While the managed pub giant has offered vegetarian and vegan options for some time, several dishes have recently been tweaked and a one-page menu aimed at meat-free and vegan customers designed, a JDW spokesman told the Publican’s Morning Advertiser (PMA).
The main menu will still be at the bar and on tables, while the vegetarian/vegan menu is located by the condiments in addition to the main menu, the spokesman added.
Dishes on the menu for vegans and vegetarians include pasta pomodoro; vegetable samosas; jacket potatoes with a side salad and baked beans; large onion bhajis and sweet potato; and chickpea and spinach curry.
'Can be made vegan'
- Pasta pomodoro
- Vegetable samosas
- Jacket potatoes with a side salad and baked beans
- Large onion bhajis and sweet potato
- Chickpea and spinach curry
- Other dishes can be tailored too
A PETA spokeswoman said: "The new list also features still more delicious possibilities that can be made vegan with a simple modification – helpfully supplied with the menu – including nachos (hold the cheese and sour cream) mini corn on the cob (ask for it without butter) and a side salad (ask for it without creamy dressing)."
Praise from the animal welfare organisation follows JDW's announcement to stop serving Sunday roasts, the last of which were served on 6 March.
JDW's spokesman said the decision made to remove roast dinners from the menu was because the pub company wanted to concentrate on its core menu.
A Sunday brunch, while not a direct replacement, would feature on the menu and other 'food clubs' would continue as normal.
Vegan food expert
Last year, a vegan food expert told the PMA pubs had to work harder to cater for vegan customers and claimed most pubs could not be trusted to serve 100% vegan food.

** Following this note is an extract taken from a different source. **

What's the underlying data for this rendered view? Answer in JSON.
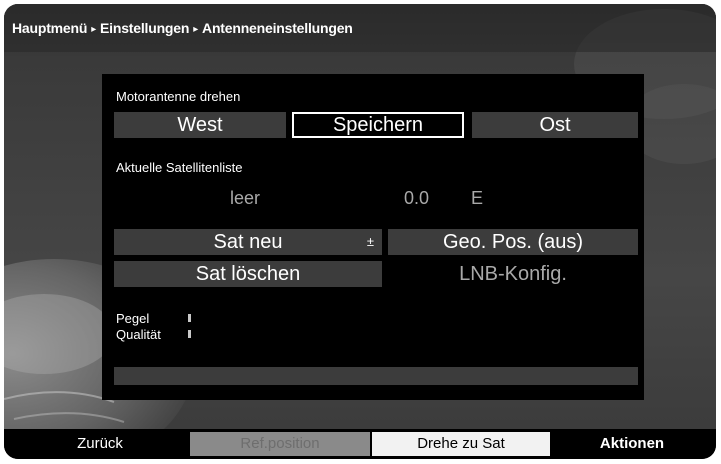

VegFest vegan events organiser Tom Barford told the PMA most chefs were lacking the basic knowledge to prepare truly vegan food and, therefore, were likely to be missing out on food sales.
He said: "I wouldn't eat in many pubs with a vegan option, mainly because of the chefs' lack of understanding about cross-contamination, but also because many vegan options are not nutritionally balanced."
Although about only 2% of the UK population is vegan, interest in vegan and vegetarian food in the eating-out sector is growing, according to data from the PMA's sister title MCA.